Complementary use cases can be deployed based on the context, catering to different sets of applications. For example, where constrained by cost, logistics or privacy reasons, or when the real data is unpredictable or unavailable, synthetic data is the preferred choice. Meanwhile, digital twins are best suited to applications that require a closed loop between the product in use and its digital counterpart, such as predictive maintenance. Alternatively, for open-loop development scenarios (e.g., simulating accidents on the road to test autonomous vehicles), synthetic data alone can suffice.
“The two can and will complement each other,” Gupta said. “Synthetic data can augment digital twin applications, for example where the model needs to be shared with different stakeholders.

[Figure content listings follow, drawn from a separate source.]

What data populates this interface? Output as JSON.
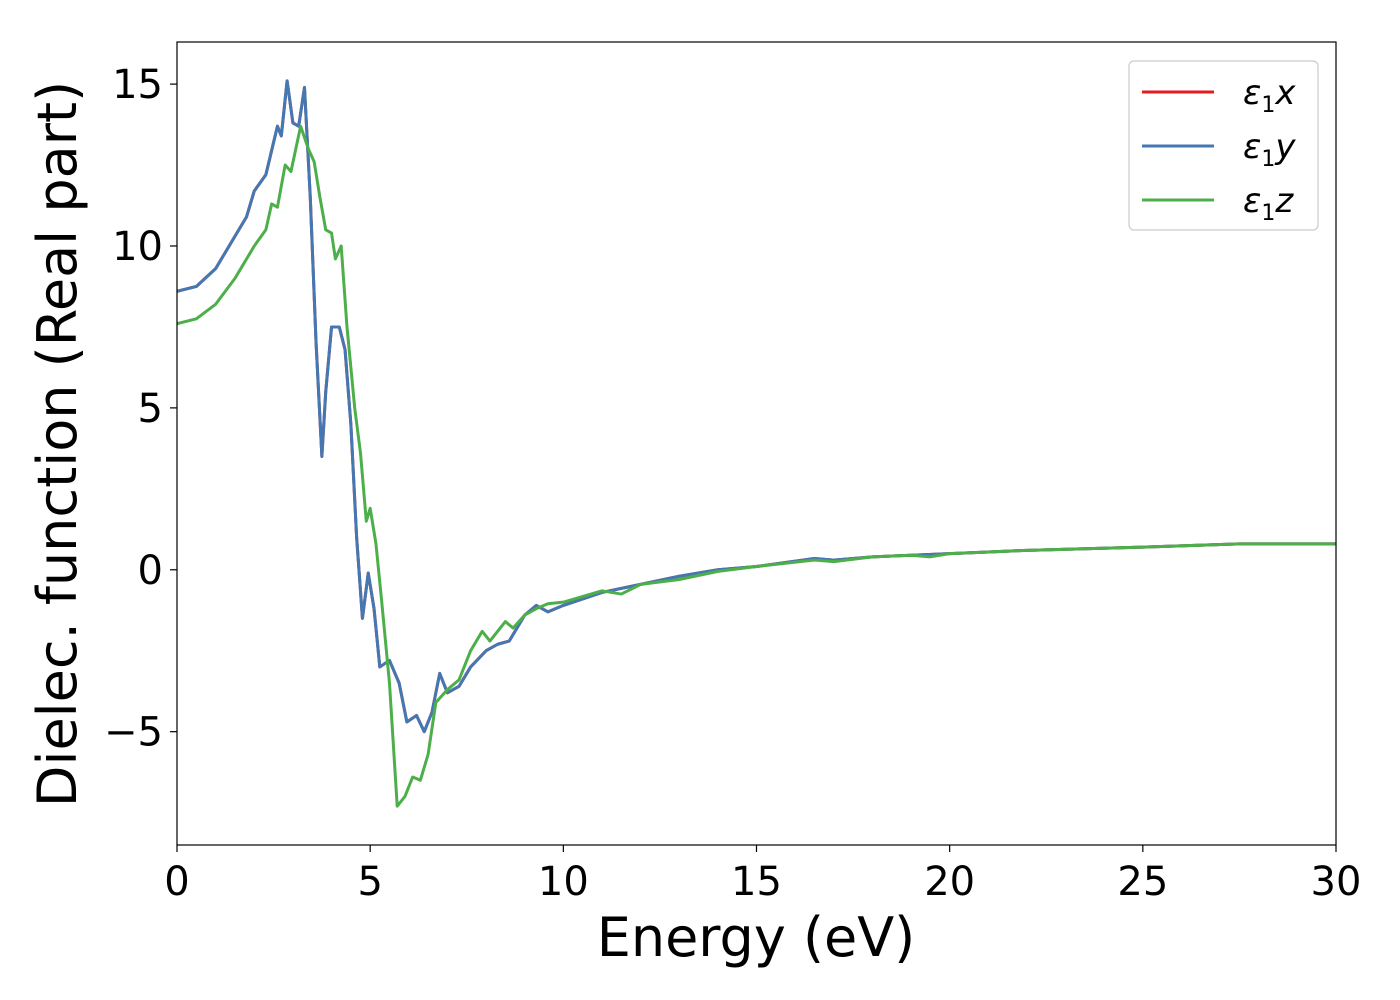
{
  "chart_data": {
    "type": "line",
    "xlabel": "Energy (eV)",
    "ylabel": "Dielec. function (Real part)",
    "xlim": [
      0,
      30
    ],
    "ylim": [
      -8.5,
      16.3
    ],
    "xticks": [
      0,
      5,
      10,
      15,
      20,
      25,
      30
    ],
    "yticks": [
      -5,
      0,
      5,
      10,
      15
    ],
    "ytick_labels": [
      "−5",
      "0",
      "5",
      "10",
      "15"
    ],
    "grid": false,
    "legend_position": "top-right",
    "series": [
      {
        "name": "x",
        "legend": {
          "prefix": "ε",
          "sub": "1",
          "suffix": "x"
        },
        "color": "#e41a1c",
        "points": [
          [
            0,
            8.6
          ],
          [
            0.5,
            8.75
          ],
          [
            1.0,
            9.3
          ],
          [
            1.5,
            10.3
          ],
          [
            1.8,
            10.9
          ],
          [
            2.0,
            11.7
          ],
          [
            2.3,
            12.2
          ],
          [
            2.5,
            13.2
          ],
          [
            2.6,
            13.7
          ],
          [
            2.7,
            13.4
          ],
          [
            2.85,
            15.1
          ],
          [
            3.0,
            13.8
          ],
          [
            3.15,
            13.7
          ],
          [
            3.3,
            14.9
          ],
          [
            3.45,
            11.5
          ],
          [
            3.6,
            7.0
          ],
          [
            3.75,
            3.5
          ],
          [
            3.85,
            5.5
          ],
          [
            4.0,
            7.5
          ],
          [
            4.2,
            7.5
          ],
          [
            4.35,
            6.8
          ],
          [
            4.5,
            4.5
          ],
          [
            4.65,
            1.0
          ],
          [
            4.8,
            -1.5
          ],
          [
            4.95,
            -0.1
          ],
          [
            5.1,
            -1.2
          ],
          [
            5.25,
            -3.0
          ],
          [
            5.5,
            -2.8
          ],
          [
            5.75,
            -3.5
          ],
          [
            5.95,
            -4.7
          ],
          [
            6.2,
            -4.5
          ],
          [
            6.4,
            -5.0
          ],
          [
            6.6,
            -4.4
          ],
          [
            6.8,
            -3.2
          ],
          [
            7.0,
            -3.8
          ],
          [
            7.3,
            -3.6
          ],
          [
            7.6,
            -3.0
          ],
          [
            8.0,
            -2.5
          ],
          [
            8.3,
            -2.3
          ],
          [
            8.6,
            -2.2
          ],
          [
            9.0,
            -1.4
          ],
          [
            9.3,
            -1.1
          ],
          [
            9.6,
            -1.3
          ],
          [
            10.0,
            -1.1
          ],
          [
            11.0,
            -0.7
          ],
          [
            12.0,
            -0.45
          ],
          [
            13.0,
            -0.2
          ],
          [
            14.0,
            0.0
          ],
          [
            15.0,
            0.1
          ],
          [
            16.5,
            0.35
          ],
          [
            17.0,
            0.3
          ],
          [
            18.0,
            0.4
          ],
          [
            19.0,
            0.45
          ],
          [
            20.0,
            0.5
          ],
          [
            21.0,
            0.55
          ],
          [
            22.0,
            0.6
          ],
          [
            25.0,
            0.7
          ],
          [
            27.5,
            0.8
          ],
          [
            30.0,
            0.8
          ]
        ]
      },
      {
        "name": "y",
        "legend": {
          "prefix": "ε",
          "sub": "1",
          "suffix": "y"
        },
        "color": "#4378b3",
        "points": [
          [
            0,
            8.6
          ],
          [
            0.5,
            8.75
          ],
          [
            1.0,
            9.3
          ],
          [
            1.5,
            10.3
          ],
          [
            1.8,
            10.9
          ],
          [
            2.0,
            11.7
          ],
          [
            2.3,
            12.2
          ],
          [
            2.5,
            13.2
          ],
          [
            2.6,
            13.7
          ],
          [
            2.7,
            13.4
          ],
          [
            2.85,
            15.1
          ],
          [
            3.0,
            13.8
          ],
          [
            3.15,
            13.7
          ],
          [
            3.3,
            14.9
          ],
          [
            3.45,
            11.5
          ],
          [
            3.6,
            7.0
          ],
          [
            3.75,
            3.5
          ],
          [
            3.85,
            5.5
          ],
          [
            4.0,
            7.5
          ],
          [
            4.2,
            7.5
          ],
          [
            4.35,
            6.8
          ],
          [
            4.5,
            4.5
          ],
          [
            4.65,
            1.0
          ],
          [
            4.8,
            -1.5
          ],
          [
            4.95,
            -0.1
          ],
          [
            5.1,
            -1.2
          ],
          [
            5.25,
            -3.0
          ],
          [
            5.5,
            -2.8
          ],
          [
            5.75,
            -3.5
          ],
          [
            5.95,
            -4.7
          ],
          [
            6.2,
            -4.5
          ],
          [
            6.4,
            -5.0
          ],
          [
            6.6,
            -4.4
          ],
          [
            6.8,
            -3.2
          ],
          [
            7.0,
            -3.8
          ],
          [
            7.3,
            -3.6
          ],
          [
            7.6,
            -3.0
          ],
          [
            8.0,
            -2.5
          ],
          [
            8.3,
            -2.3
          ],
          [
            8.6,
            -2.2
          ],
          [
            9.0,
            -1.4
          ],
          [
            9.3,
            -1.1
          ],
          [
            9.6,
            -1.3
          ],
          [
            10.0,
            -1.1
          ],
          [
            11.0,
            -0.7
          ],
          [
            12.0,
            -0.45
          ],
          [
            13.0,
            -0.2
          ],
          [
            14.0,
            0.0
          ],
          [
            15.0,
            0.1
          ],
          [
            16.5,
            0.35
          ],
          [
            17.0,
            0.3
          ],
          [
            18.0,
            0.4
          ],
          [
            19.0,
            0.45
          ],
          [
            20.0,
            0.5
          ],
          [
            21.0,
            0.55
          ],
          [
            22.0,
            0.6
          ],
          [
            25.0,
            0.7
          ],
          [
            27.5,
            0.8
          ],
          [
            30.0,
            0.8
          ]
        ]
      },
      {
        "name": "z",
        "legend": {
          "prefix": "ε",
          "sub": "1",
          "suffix": "z"
        },
        "color": "#4daf4a",
        "points": [
          [
            0,
            7.6
          ],
          [
            0.5,
            7.75
          ],
          [
            1.0,
            8.2
          ],
          [
            1.5,
            9.0
          ],
          [
            2.0,
            10.0
          ],
          [
            2.3,
            10.5
          ],
          [
            2.45,
            11.3
          ],
          [
            2.6,
            11.2
          ],
          [
            2.8,
            12.5
          ],
          [
            2.95,
            12.3
          ],
          [
            3.2,
            13.7
          ],
          [
            3.4,
            13.0
          ],
          [
            3.55,
            12.6
          ],
          [
            3.7,
            11.5
          ],
          [
            3.85,
            10.5
          ],
          [
            4.0,
            10.4
          ],
          [
            4.1,
            9.6
          ],
          [
            4.25,
            10.0
          ],
          [
            4.4,
            7.5
          ],
          [
            4.6,
            5.0
          ],
          [
            4.75,
            3.6
          ],
          [
            4.9,
            1.5
          ],
          [
            5.0,
            1.9
          ],
          [
            5.15,
            0.8
          ],
          [
            5.3,
            -1.0
          ],
          [
            5.5,
            -3.5
          ],
          [
            5.7,
            -7.3
          ],
          [
            5.9,
            -7.0
          ],
          [
            6.1,
            -6.4
          ],
          [
            6.3,
            -6.5
          ],
          [
            6.5,
            -5.7
          ],
          [
            6.7,
            -4.1
          ],
          [
            7.0,
            -3.7
          ],
          [
            7.3,
            -3.4
          ],
          [
            7.6,
            -2.5
          ],
          [
            7.9,
            -1.9
          ],
          [
            8.1,
            -2.2
          ],
          [
            8.5,
            -1.6
          ],
          [
            8.7,
            -1.8
          ],
          [
            9.0,
            -1.4
          ],
          [
            9.3,
            -1.2
          ],
          [
            9.6,
            -1.05
          ],
          [
            10.0,
            -1.0
          ],
          [
            11.0,
            -0.65
          ],
          [
            11.5,
            -0.75
          ],
          [
            12.0,
            -0.45
          ],
          [
            13.0,
            -0.3
          ],
          [
            14.0,
            -0.05
          ],
          [
            15.0,
            0.1
          ],
          [
            16.5,
            0.3
          ],
          [
            17.0,
            0.25
          ],
          [
            18.0,
            0.4
          ],
          [
            19.0,
            0.45
          ],
          [
            19.5,
            0.4
          ],
          [
            20.0,
            0.5
          ],
          [
            21.0,
            0.55
          ],
          [
            22.0,
            0.6
          ],
          [
            25.0,
            0.7
          ],
          [
            27.5,
            0.8
          ],
          [
            30.0,
            0.8
          ]
        ]
      }
    ]
  }
}
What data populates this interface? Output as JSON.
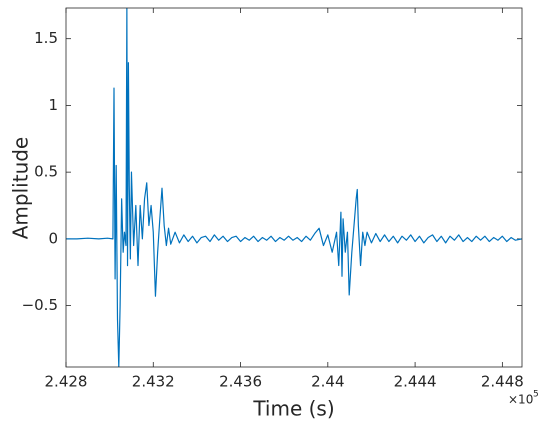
{
  "chart_data": {
    "type": "line",
    "x_label": "Time (s)",
    "y_label": "Amplitude",
    "x_exponent_base": "×10",
    "x_exponent": "5",
    "xlim": [
      2.428,
      2.4489
    ],
    "ylim": [
      -0.96,
      1.73
    ],
    "xticks": [
      2.428,
      2.432,
      2.436,
      2.44,
      2.444,
      2.448
    ],
    "yticks": [
      {
        "value": -0.5,
        "label": "−0.5"
      },
      0,
      0.5,
      1,
      1.5
    ],
    "grid": false,
    "box": true,
    "x": [
      2.428,
      2.4285,
      2.429,
      2.4295,
      2.4299,
      2.43015,
      2.4302,
      2.43025,
      2.4303,
      2.43036,
      2.43042,
      2.43048,
      2.43055,
      2.43062,
      2.43068,
      2.43075,
      2.43079,
      2.43082,
      2.43086,
      2.4309,
      2.43095,
      2.431,
      2.4311,
      2.4312,
      2.4313,
      2.4314,
      2.4315,
      2.4316,
      2.4317,
      2.4318,
      2.4319,
      2.432,
      2.4321,
      2.4322,
      2.4323,
      2.4324,
      2.4325,
      2.4326,
      2.4327,
      2.4328,
      2.433,
      2.4332,
      2.4334,
      2.4336,
      2.4338,
      2.434,
      2.4342,
      2.4344,
      2.4346,
      2.4348,
      2.435,
      2.4352,
      2.4354,
      2.4356,
      2.4358,
      2.436,
      2.4362,
      2.4364,
      2.4366,
      2.4368,
      2.437,
      2.4372,
      2.4374,
      2.4376,
      2.4378,
      2.438,
      2.4382,
      2.4384,
      2.4386,
      2.4388,
      2.439,
      2.4392,
      2.4394,
      2.4396,
      2.4398,
      2.44,
      2.4402,
      2.4404,
      2.4405,
      2.4406,
      2.44065,
      2.4407,
      2.4408,
      2.4409,
      2.44098,
      2.4411,
      2.4412,
      2.44125,
      2.4413,
      2.44135,
      2.4414,
      2.4415,
      2.4416,
      2.4417,
      2.4418,
      2.442,
      2.4422,
      2.4424,
      2.4426,
      2.4428,
      2.443,
      2.4432,
      2.4434,
      2.4436,
      2.4438,
      2.444,
      2.4442,
      2.4444,
      2.4446,
      2.4448,
      2.445,
      2.4452,
      2.4454,
      2.4456,
      2.4458,
      2.446,
      2.4462,
      2.4464,
      2.4466,
      2.4468,
      2.447,
      2.4472,
      2.4474,
      2.4476,
      2.4478,
      2.448,
      2.4482,
      2.4484,
      2.4486,
      2.4489
    ],
    "series": [
      {
        "color": "#0072bd",
        "values": [
          0,
          0,
          0.005,
          0,
          0.005,
          0,
          1.13,
          -0.3,
          0.55,
          -0.6,
          -0.96,
          -0.5,
          0.3,
          -0.1,
          0.05,
          -0.05,
          1.73,
          -0.2,
          1.32,
          0.4,
          -0.15,
          0.5,
          -0.05,
          0.25,
          -0.2,
          0.25,
          0,
          0.3,
          0.42,
          0.1,
          0.25,
          0.05,
          -0.43,
          -0.1,
          0.15,
          0.38,
          0.1,
          -0.05,
          0.08,
          -0.04,
          0.05,
          -0.03,
          0.03,
          -0.02,
          0.02,
          -0.03,
          0.01,
          0.02,
          -0.02,
          0.03,
          -0.01,
          0.02,
          -0.02,
          0.01,
          0.02,
          -0.02,
          0.01,
          -0.01,
          0.02,
          -0.02,
          0.01,
          -0.01,
          0.02,
          -0.02,
          0.01,
          -0.01,
          0.02,
          -0.01,
          0.01,
          -0.02,
          0.02,
          -0.01,
          0.04,
          0.08,
          -0.05,
          0.03,
          -0.1,
          0.05,
          -0.2,
          0.2,
          -0.28,
          0.15,
          -0.1,
          0.05,
          -0.42,
          -0.1,
          0.1,
          0.2,
          0.3,
          0.37,
          0.1,
          -0.2,
          0.05,
          -0.05,
          0.05,
          -0.03,
          0.04,
          -0.02,
          0.03,
          -0.02,
          0.02,
          -0.03,
          0.02,
          -0.01,
          0.03,
          -0.02,
          0.02,
          -0.03,
          0.01,
          0.03,
          -0.02,
          0.02,
          -0.03,
          0.02,
          -0.01,
          0.03,
          -0.02,
          0.01,
          -0.02,
          0.02,
          -0.01,
          0.02,
          -0.02,
          0.01,
          -0.01,
          0.02,
          -0.02,
          0.01,
          -0.01,
          0
        ]
      }
    ]
  }
}
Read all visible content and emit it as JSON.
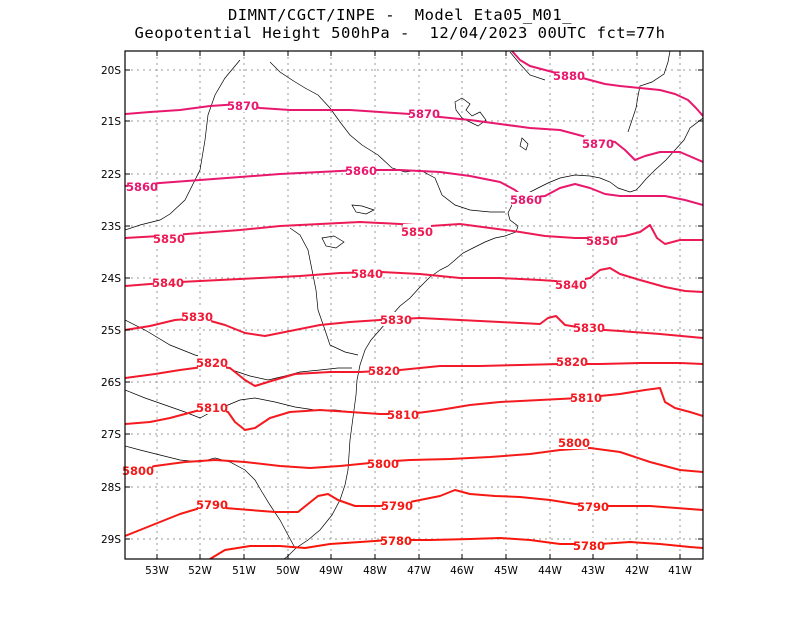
{
  "header": {
    "line1": "DIMNT/CGCT/INPE -  Model Eta05_M01_",
    "line2": "Geopotential Height 500hPa -  12/04/2023 00UTC fct=77h"
  },
  "axes": {
    "lon_labels": [
      "53W",
      "52W",
      "51W",
      "50W",
      "49W",
      "48W",
      "47W",
      "46W",
      "45W",
      "44W",
      "43W",
      "42W",
      "41W"
    ],
    "lat_labels": [
      "20S",
      "21S",
      "22S",
      "23S",
      "24S",
      "25S",
      "26S",
      "27S",
      "28S",
      "29S"
    ]
  },
  "contours": [
    {
      "value": "5880",
      "label": "5880",
      "color": "#e8186e"
    },
    {
      "value": "5870",
      "label": "5870",
      "color": "#e8186e"
    },
    {
      "value": "5860",
      "label": "5860",
      "color": "#e8186e"
    },
    {
      "value": "5850",
      "label": "5850",
      "color": "#ec1a55"
    },
    {
      "value": "5840",
      "label": "5840",
      "color": "#ee1a45"
    },
    {
      "value": "5830",
      "label": "5830",
      "color": "#f01a38"
    },
    {
      "value": "5820",
      "label": "5820",
      "color": "#f21a2a"
    },
    {
      "value": "5810",
      "label": "5810",
      "color": "#f41a20"
    },
    {
      "value": "5800",
      "label": "5800",
      "color": "#f51a18"
    },
    {
      "value": "5790",
      "label": "5790",
      "color": "#f61812"
    },
    {
      "value": "5780",
      "label": "5780",
      "color": "#f8160c"
    }
  ],
  "colors": {
    "frame": "#000000",
    "grid": "#9a9a9a",
    "coast": "#000000"
  }
}
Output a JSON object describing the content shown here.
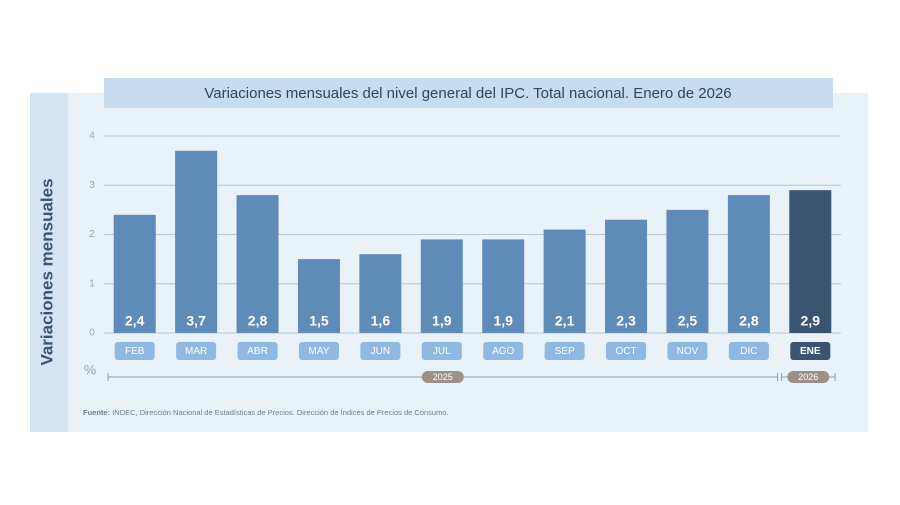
{
  "chart_data": {
    "type": "bar",
    "title": "Variaciones mensuales del nivel general del IPC. Total nacional. Enero de 2026",
    "y_label": "Variaciones mensuales",
    "y_unit": "%",
    "categories": [
      "FEB",
      "MAR",
      "ABR",
      "MAY",
      "JUN",
      "JUL",
      "AGO",
      "SEP",
      "OCT",
      "NOV",
      "DIC",
      "ENE"
    ],
    "values": [
      2.4,
      3.7,
      2.8,
      1.5,
      1.6,
      1.9,
      1.9,
      2.1,
      2.3,
      2.5,
      2.8,
      2.9
    ],
    "value_labels": [
      "2,4",
      "3,7",
      "2,8",
      "1,5",
      "1,6",
      "1,9",
      "1,9",
      "2,1",
      "2,3",
      "2,5",
      "2,8",
      "2,9"
    ],
    "colors": [
      "#5f8bb8",
      "#5f8bb8",
      "#5f8bb8",
      "#5f8bb8",
      "#5f8bb8",
      "#5f8bb8",
      "#5f8bb8",
      "#5f8bb8",
      "#5f8bb8",
      "#5f8bb8",
      "#5f8bb8",
      "#3b5571"
    ],
    "years": [
      "2025",
      "2026"
    ],
    "ylim": [
      0,
      4
    ],
    "yticks": [
      0,
      1,
      2,
      3,
      4
    ],
    "grid": true,
    "source_label": "Fuente:",
    "source": "INDEC, Dirección Nacional de Estadísticas de Precios. Dirección de Índices de Precios de Consumo."
  }
}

In such cases, a synthetic data model can act as a proxy for the digital twin models. Conversely, a synthetic data model, by definition, is supposed to be as close to the real-world scenario as possible. Hence, an existing digital twin model can feed into or accelerate the creation of synthetic models.”
Simulating all kinds of scenarios using these techniques will provide enterprises with greater choices and imminently impact the management of risk across business value streams and processes.
“The more we digitalize, the more secondary data (or synthetic data) will be created and used. Real-world data won’t go away and is still needed, but as ML technologies become cheaper, they will also be applied to synthetic data,” he said.